The word "monitor" has been freely adopted by almost all consumer speaker manufacturers and has become quite meaningless, however, in this particular case, "Studio Control Monitor" really does mean something. The large ATC SCM 100 model remains principally designed for and sold to professionals and will probably never be very popular with consumers.
Timberman, I share your concerns for how speakers will sound in "real world" environments. I'm amazed at audio reviewers who rave about the imaging, etc., as long as they keep their head within the sweet spot area of about 1 cubic foot.
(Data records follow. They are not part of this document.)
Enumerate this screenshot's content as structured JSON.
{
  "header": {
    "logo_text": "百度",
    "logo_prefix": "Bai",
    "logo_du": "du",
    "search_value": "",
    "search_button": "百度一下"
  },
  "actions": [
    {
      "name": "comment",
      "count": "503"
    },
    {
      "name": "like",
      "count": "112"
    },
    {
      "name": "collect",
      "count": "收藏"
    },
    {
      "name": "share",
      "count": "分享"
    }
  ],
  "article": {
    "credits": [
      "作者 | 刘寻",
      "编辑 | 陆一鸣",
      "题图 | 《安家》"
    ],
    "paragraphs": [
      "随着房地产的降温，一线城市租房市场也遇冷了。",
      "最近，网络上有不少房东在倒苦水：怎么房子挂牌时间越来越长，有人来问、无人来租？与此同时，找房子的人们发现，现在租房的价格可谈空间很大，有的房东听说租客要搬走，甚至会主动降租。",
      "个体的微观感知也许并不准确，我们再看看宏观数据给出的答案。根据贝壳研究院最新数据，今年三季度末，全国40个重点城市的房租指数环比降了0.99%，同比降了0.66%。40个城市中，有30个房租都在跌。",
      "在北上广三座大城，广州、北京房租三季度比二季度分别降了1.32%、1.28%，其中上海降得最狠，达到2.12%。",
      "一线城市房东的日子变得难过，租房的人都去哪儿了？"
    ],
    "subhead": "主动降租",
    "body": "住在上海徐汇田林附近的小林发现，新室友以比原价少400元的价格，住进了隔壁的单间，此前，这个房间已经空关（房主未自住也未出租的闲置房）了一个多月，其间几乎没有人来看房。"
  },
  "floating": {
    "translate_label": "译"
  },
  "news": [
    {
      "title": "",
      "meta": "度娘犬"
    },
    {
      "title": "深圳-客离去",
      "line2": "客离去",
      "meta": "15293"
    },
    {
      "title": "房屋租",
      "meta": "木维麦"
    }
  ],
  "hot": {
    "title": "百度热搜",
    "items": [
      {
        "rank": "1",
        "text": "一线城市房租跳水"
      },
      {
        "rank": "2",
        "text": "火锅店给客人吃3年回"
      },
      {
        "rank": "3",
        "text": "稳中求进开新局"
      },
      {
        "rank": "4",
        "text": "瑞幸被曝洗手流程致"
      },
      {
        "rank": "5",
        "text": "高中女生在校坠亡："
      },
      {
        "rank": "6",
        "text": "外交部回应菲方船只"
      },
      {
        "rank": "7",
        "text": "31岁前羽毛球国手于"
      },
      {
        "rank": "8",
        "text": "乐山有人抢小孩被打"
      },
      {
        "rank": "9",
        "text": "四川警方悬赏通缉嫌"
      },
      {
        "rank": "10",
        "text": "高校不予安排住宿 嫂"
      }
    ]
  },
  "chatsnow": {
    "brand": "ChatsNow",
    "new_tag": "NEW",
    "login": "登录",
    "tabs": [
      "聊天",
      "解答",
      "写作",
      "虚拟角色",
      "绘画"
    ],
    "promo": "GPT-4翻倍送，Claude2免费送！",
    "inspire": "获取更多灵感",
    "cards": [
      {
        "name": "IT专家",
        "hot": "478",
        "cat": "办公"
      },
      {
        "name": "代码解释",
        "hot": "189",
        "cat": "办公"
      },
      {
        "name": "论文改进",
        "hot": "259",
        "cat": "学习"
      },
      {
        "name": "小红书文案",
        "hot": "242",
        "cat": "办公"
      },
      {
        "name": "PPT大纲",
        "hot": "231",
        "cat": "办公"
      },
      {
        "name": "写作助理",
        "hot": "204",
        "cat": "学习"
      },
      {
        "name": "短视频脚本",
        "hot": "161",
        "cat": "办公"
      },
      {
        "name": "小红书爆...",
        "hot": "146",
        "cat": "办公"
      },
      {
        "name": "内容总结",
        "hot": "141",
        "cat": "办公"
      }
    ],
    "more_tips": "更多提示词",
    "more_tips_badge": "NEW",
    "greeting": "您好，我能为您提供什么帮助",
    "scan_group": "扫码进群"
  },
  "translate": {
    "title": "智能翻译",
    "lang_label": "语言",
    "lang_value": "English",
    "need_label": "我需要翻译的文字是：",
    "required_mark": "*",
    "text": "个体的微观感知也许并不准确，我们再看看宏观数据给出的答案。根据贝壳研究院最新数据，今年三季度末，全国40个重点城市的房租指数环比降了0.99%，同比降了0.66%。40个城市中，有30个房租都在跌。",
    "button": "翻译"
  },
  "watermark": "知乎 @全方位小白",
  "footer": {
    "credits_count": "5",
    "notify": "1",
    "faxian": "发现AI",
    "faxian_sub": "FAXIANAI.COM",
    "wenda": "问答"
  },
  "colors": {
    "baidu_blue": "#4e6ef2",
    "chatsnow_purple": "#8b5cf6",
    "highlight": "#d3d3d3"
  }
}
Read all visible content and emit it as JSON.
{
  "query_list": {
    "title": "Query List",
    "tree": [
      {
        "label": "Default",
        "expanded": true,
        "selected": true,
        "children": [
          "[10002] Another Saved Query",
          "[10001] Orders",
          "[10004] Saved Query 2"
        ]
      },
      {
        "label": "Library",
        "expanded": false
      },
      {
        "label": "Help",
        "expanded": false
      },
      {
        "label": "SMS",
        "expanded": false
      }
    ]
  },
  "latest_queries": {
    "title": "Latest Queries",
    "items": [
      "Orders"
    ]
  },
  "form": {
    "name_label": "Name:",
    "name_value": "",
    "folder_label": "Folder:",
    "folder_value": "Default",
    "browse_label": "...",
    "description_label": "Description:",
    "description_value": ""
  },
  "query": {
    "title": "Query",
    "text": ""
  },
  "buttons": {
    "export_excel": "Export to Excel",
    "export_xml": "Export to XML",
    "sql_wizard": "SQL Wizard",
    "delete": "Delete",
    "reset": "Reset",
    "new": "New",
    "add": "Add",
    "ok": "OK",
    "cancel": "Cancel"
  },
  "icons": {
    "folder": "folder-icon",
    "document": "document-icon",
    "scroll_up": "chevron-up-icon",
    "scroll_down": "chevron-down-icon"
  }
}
So...for you I'd recommend a speaker with wide dispersion, possibly a dipole or Ohm Walsh. With your reflective surfaces, I'd stay with something warm sounding and stay away from anything harsh. A sub will help keep the bass from being lost in the big room, especially for rock. Of the speakers you've listed, I think that the Paradigms would do well. I've had really good luck listening to Totem's that were placed in another room. Somehow they keep the detail in seemingly impossible acoustics without sounding harsh. I'd personally love to try the Totem Winds in a big room like yours. Buy on A'gon and you can always resell.
Timberman, a picture would indeed help, but are you going to be placing the speakers well into your room or back up against your rear wall or something. Also, in your search for speakers, what have you liked about say the Paradigms versus other speakers. We pretty much have no idea what kind of sound you like.
Nice system Shadorne. The ones I heard were active with a Naim pre and Naim CDP. They did not seem ruthlessly revealing although maybe my ears were less sensitive then. Naim is a pretty easy listen as well. All I know is they were the best rock speakers I've ever heard and this guy's house was an open 2 story "barn". Fortunately his nearest neaghbor was over 1/4 mile away!
well I have been listening to as many suggestions provided as possible and so far I would say my favorites, to date , are the Vandersteen 3a Sigs and Sonus Faber Concerto Domus (even though a bit undersized) Others,with less wow were PSB T55, JM labs 716S, KEF, Paradigm Studio 100s, and DefTech 7004. The search continues.